Daniels finance student already has job lined up before graduation
As University of Denver senior Sophia Mellsop thinks about graduating from DU in Spring 2022, she isn’t where she expected to be.
A gifted ballet dancer, Mellsop left her home in Salida, Colorado, and joined Colorado Ballet’s invitation-only training program in Denver before her junior year of high school.
Mellsop spent her final two years of high school living with a host family in Denver, dancing seven to eight hours a day and taking online high school courses at night. She was on track to achieve her childhood dream of becoming a professional dancer.
While she loved ballet, after dancing full time for a year after high school, Mellsop realized she wanted to explore other sides of herself that didn’t involve dance.
“College vs. dance was the hardest decision,” Mellsop says.

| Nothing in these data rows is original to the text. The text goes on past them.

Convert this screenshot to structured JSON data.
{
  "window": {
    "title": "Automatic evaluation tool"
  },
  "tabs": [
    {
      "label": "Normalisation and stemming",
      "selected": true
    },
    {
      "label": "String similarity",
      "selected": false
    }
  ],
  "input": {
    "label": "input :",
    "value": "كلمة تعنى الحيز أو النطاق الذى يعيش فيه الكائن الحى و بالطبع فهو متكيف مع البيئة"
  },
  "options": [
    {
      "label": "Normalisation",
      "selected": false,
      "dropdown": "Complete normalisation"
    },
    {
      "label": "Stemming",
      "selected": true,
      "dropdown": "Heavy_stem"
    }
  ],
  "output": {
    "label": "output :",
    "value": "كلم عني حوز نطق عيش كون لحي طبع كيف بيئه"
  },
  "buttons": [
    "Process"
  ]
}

Her decision to trade her pointe shoes for college landed Mellsop at Smith College in Massachusetts for her freshman year.
Although she had always considered herself “not a math person,” an economics class sparked Mellsop’s interest in pursuing a number-driven field. “I found the story behind the numbers fascinating,” she says.
Mellsop decided to transfer to DU a couple of weeks before the start of her sophomore year, largely because of the Daniels College of Business’s reputation. “I was really interested in experiential learning, and I knew Daniels would provide that,” Mellsop says.
Since transferring to DU, Mellsop hasn’t looked back. “I have no regrets,” she says.
A finance major and the current president of DU’s Women in Business (WiB) organization, Mellsop says DU and especially WiB have challenged her to step up as a leader. “My experience at DU has allowed me to grow into a fuller, deeper, braver version of myself,” Mellsop says.
Mellsop says her peers at DU — notably past-WiB leaders Amanda Martinez and Milena Rogers, current WiB vice president Emma Walker, and Finance Club president Ruchita Raghunandan — have inspired and encouraged her when she doubted her ability to lead. Mellsop says it’s her peers she’ll miss most when she graduates.
When she graduates, Mellsop will be working in wealth management for PNC. She says she loves that wealth is a very personal, relationship-based business.
No matter where her professional life leads, Mellsop wants mentorship and empowering women — two things she has experienced abundantly in WiB — to be major components.
A merit scholarship recipient, Mellsop feels the impact of philanthropic giving personally and realizes its impact beyond the individual scholarship recipient. “Not only did scholarships make DU financially feasible for me, they enabled my little sister to go to her dream school. They also served as a source of encouragement to me. By giving, the giver is saying they believe in you,” she says.